The Charcuterie Project

Well, looks like it is another preservation themed hobby and this time it is charcuterie. I spent the last three years studying the history and craft of beer making. This took me as far as hours into the Belgian country side, learning from some of the best and oldest breweries that exist. The historical importance of fermented drink can’t be stated enough. Though it is no longer necessary for the survival of our species, the craft lives on through creative expressions at the intersection of science and engineering.

For me the lure of charcuterie, which is broadly defined as smoked, cured, and preserved meats, is the same. Whereas in brewing the heroes are single-celled fungi called yeasts, salt is the major player in the preservation of meat. Of course, we now have carbon filters and refrigeration. But the side-effect of these processes that used to make food and drink safe for human consumption is the transformation of simple ingredients into something that is greater than the sum of their parts.

For this project, my goal is an exhaustive look into charcuterie. I plan to work my way through all recipes in “Charcuterie“, known by some as the “Charcuterie Bible”. The format is roughly borrowed from a coworker’s anachronistic cocktails project, in which he completed 100 vintage and classic cocktails. I realize that given my attention span, it is probably a bit foolish to take on such a large project. Completion will be on the order of years, not months. There are well over a hundred recipes, some of which are quite involved. Couple that with hard to procure ingredients and the fact that I have almost no exposure to cooking, and well check back with me in a couple of months and see how I am doing.

Most people probably don’t learn to cook by starting with charcuterie. But given that its history likely begins somewhere with the earliest Homo Sapiens, I think I am working fairly chronologically. I really am starting from scratch though. I accidentally over-cured some pork belly while making bacon, and the Internet suggested I could fix it by blanching it. I first had to google “what the crap is blanching”. If successful with this project, I will be taken through a huge range of cured and smoked foods, sausages, fermented meats, pates, terrines, confits, and even head cheese. If I fail, worst case is I now know what blanching means.

A quick word on eating meat: Most people who know me know how attached I get to animals, and yet I still choose to eat them. I realize this sounds a bit like when people say, “And I’m not racist, I have lots of friends who are black”, usually after saying something that is probably racist. Here are a couple of points on the matter:

Though I love them, I do not believe humans and animals to be equals.

Most people have diet that consists of too large a percentage of meat.

Animals should live and die without suffering.

Meat production and meat consumption is too far decoupled for most consumers.

This is probably another post, but I do believe it is possible to ethically raise and slaughter animals for food. I have slaughtered meat that I have consumed. 5 chickens, to be exact. I first learned when I was living in Kenya for a summer. It wasn’t fun, and it isn’t pretty, but it was peaceful and over very quickly, and to the Kenyans, it was a valuable source of protein. The unfortunate truth is that a lot of what goes on inside of large-scale meat factories can probably easily be classified as cruel and even torturous. And as petulant as groups like PETA can be at times, they are doing great work to bring attention to this fact while also fighting against ridiculous anti-whistleblower “ag-gag” laws which criminalize First Amendment rights to speak out and document animal abuse.

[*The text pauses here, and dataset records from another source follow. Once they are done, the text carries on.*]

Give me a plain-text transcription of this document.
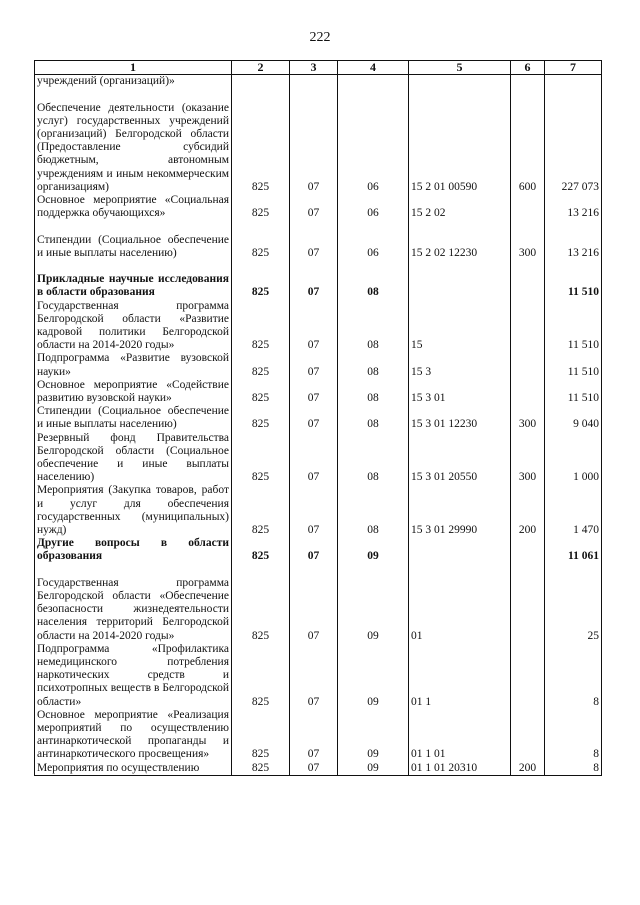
222
1	2	3	4	5	6	7
учреждений (организаций)»						
Обеспечение деятельности (оказание услуг) государственных учреждений (организаций) Белгородской области (Предоставление субсидий бюджетным, автономным учреждениям и иным некоммерческим организациям)	825	07	06	15 2 01 00590	600	227 073
Основное мероприятие «Социальная поддержка обучающихся»	825	07	06	15 2 02		13 216
Стипендии (Социальное обеспечение и иные выплаты населению)	825	07	06	15 2 02 12230	300	13 216
Прикладные научные исследования в области образования	825	07	08			11 510
Государственная программа Белгородской области «Развитие кадровой политики Белгородской области на 2014-2020 годы»	825	07	08	15		11 510
Подпрограмма «Развитие вузовской науки»	825	07	08	15 3		11 510
Основное мероприятие «Содействие развитию вузовской науки»	825	07	08	15 3 01		11 510
Стипендии (Социальное обеспечение и иные выплаты населению)	825	07	08	15 3 01 12230	300	9 040
Резервный фонд Правительства Белгородской области (Социальное обеспечение и иные выплаты населению)	825	07	08	15 3 01 20550	300	1 000
Мероприятия (Закупка товаров, работ и услуг для обеспечения государственных (муниципальных) нужд)	825	07	08	15 3 01 29990	200	1 470
Другие вопросы в области образования	825	07	09			11 061
Государственная программа Белгородской области «Обеспечение безопасности жизнедеятельности населения территорий Белгородской области на 2014-2020 годы»	825	07	09	01		25
Подпрограмма «Профилактика немедицинского потребления наркотических средств и психотропных веществ в Белгородской области»	825	07	09	01 1		8
Основное мероприятие «Реализация мероприятий по осуществлению антинаркотической пропаганды и антинаркотического просвещения»	825	07	09	01 1 01		8
Мероприятия по осуществлению	825	07	09	01 1 01 20310	200	8
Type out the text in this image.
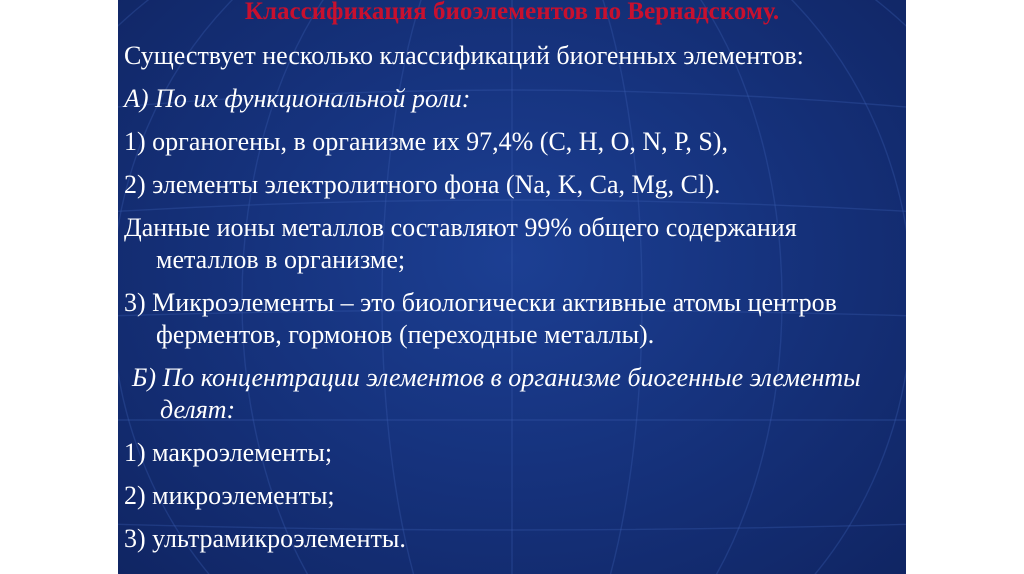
Классификация биоэлементов по Вернадскому.
Существует несколько классификаций биогенных элементов:
А) По их функциональной роли:
1) органогены, в организме их 97,4% (С, Н, О, N, Р, S),
2) элементы электролитного фона (Na, K, Ca, Mg, Cl).
Данные ионы металлов составляют 99% общего содержания металлов в организме;
3) Микроэлементы – это биологически активные атомы центров ферментов, гормонов (переходные металлы).
Б) По концентрации элементов в организме биогенные элементы делят:
1) макроэлементы;
2) микроэлементы;
3) ультрамикроэлементы.
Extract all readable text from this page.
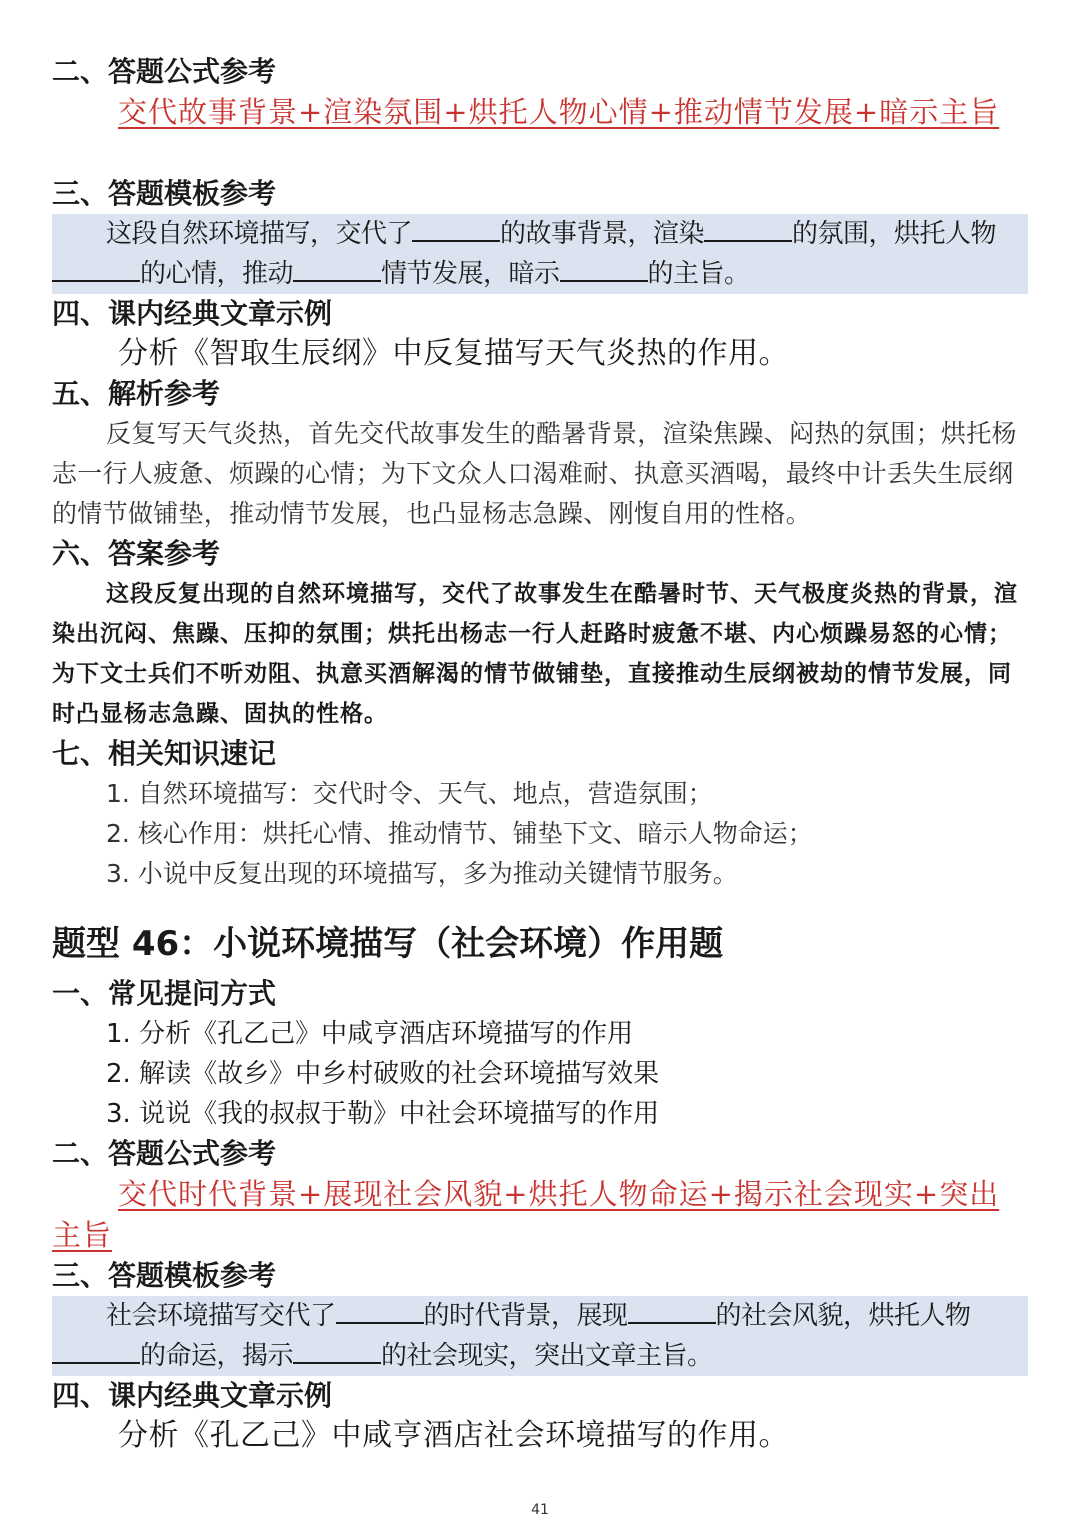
二、答题公式参考

交代故事背景+渲染氛围+烘托人物心情+推动情节发展+暗示主旨

三、答题模板参考

这段自然环境描写，交代了	的故事背景，渲染	的氛围，烘托人物的心情，推动	情节发展，暗示	的主旨。

四、课内经典文章示例

分析《智取生辰纲》中反复描写天气炎热的作用。

五、解析参考

反复写天气炎热，首先交代故事发生的酷暑背景，渲染焦躁、闷热的氛围；烘托杨志一行人疲惫、烦躁的心情；为下文众人口渴难耐、执意买酒喝，最终中计丢失生辰纲的情节做铺垫，推动情节发展，也凸显杨志急躁、刚愎自用的性格。

六、答案参考

这段反复出现的自然环境描写，交代了故事发生在酷暑时节、天气极度炎热的背景，渲染出沉闷、焦躁、压抑的氛围；烘托出杨志一行人赶路时疲惫不堪、内心烦躁易怒的心情；为下文士兵们不听劝阻、执意买酒解渴的情节做铺垫，直接推动生辰纲被劫的情节发展，同时凸显杨志急躁、固执的性格。

七、相关知识速记
1. 自然环境描写：交代时令、天气、地点，营造氛围；
2. 核心作用：烘托心情、推动情节、铺垫下文、暗示人物命运；
3. 小说中反复出现的环境描写，多为推动关键情节服务。
题型 46：小说环境描写（社会环境）作用题
一、常见提问方式
1. 分析《孔乙己》中咸亨酒店环境描写的作用
2. 解读《故乡》中乡村破败的社会环境描写效果
3. 说说《我的叔叔于勒》中社会环境描写的作用
二、答题公式参考

交代时代背景+展现社会风貌+烘托人物命运+揭示社会现实+突出主旨

三、答题模板参考

社会环境描写交代了	的时代背景，展现	的社会风貌，烘托人物的命运，揭示	的社会现实，突出文章主旨。

四、课内经典文章示例

分析《孔乙己》中咸亨酒店社会环境描写的作用。

41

For this project, I am hoping to be mindful of where the meat I use comes from. This likely adds some expense, but also quality and peace of mind. Charcuterie appeals to me also because salt and time and not much else can transform even the least desirable parts of the animal into something delicate and savory, putting none of the animal to waste.

Bookmark this page to keep track of my progress, as I will be doing my best to keep an updated list of posts for completed items:

Fresh Bacon
Salt Pork
Fennel-Cured Salmon
Duck Prosciutto
Beef Jerky
Lemon Confit

3 Responses to “The Charcuterie Project”

  1. Pam says:

    Well done!

  2. Clay R says:

    Interesting commentary. I feel like I learned something and you’re right on about the ever-widening chasm between Americans and the source material of what we consume. Good luck on your journey! Also, ever heard of Nordic peoples who consume spoiled meat? Ive had the good fortune to traveling there and sampling the local fare…thank god for charcuterie, that’s all I have to say!

    • kday says:

      Thanks Clay! No, I hadn’t heard of that. I feel like quite often calling something a “delicacy” is the same as saying “you are really going to regret eating this”.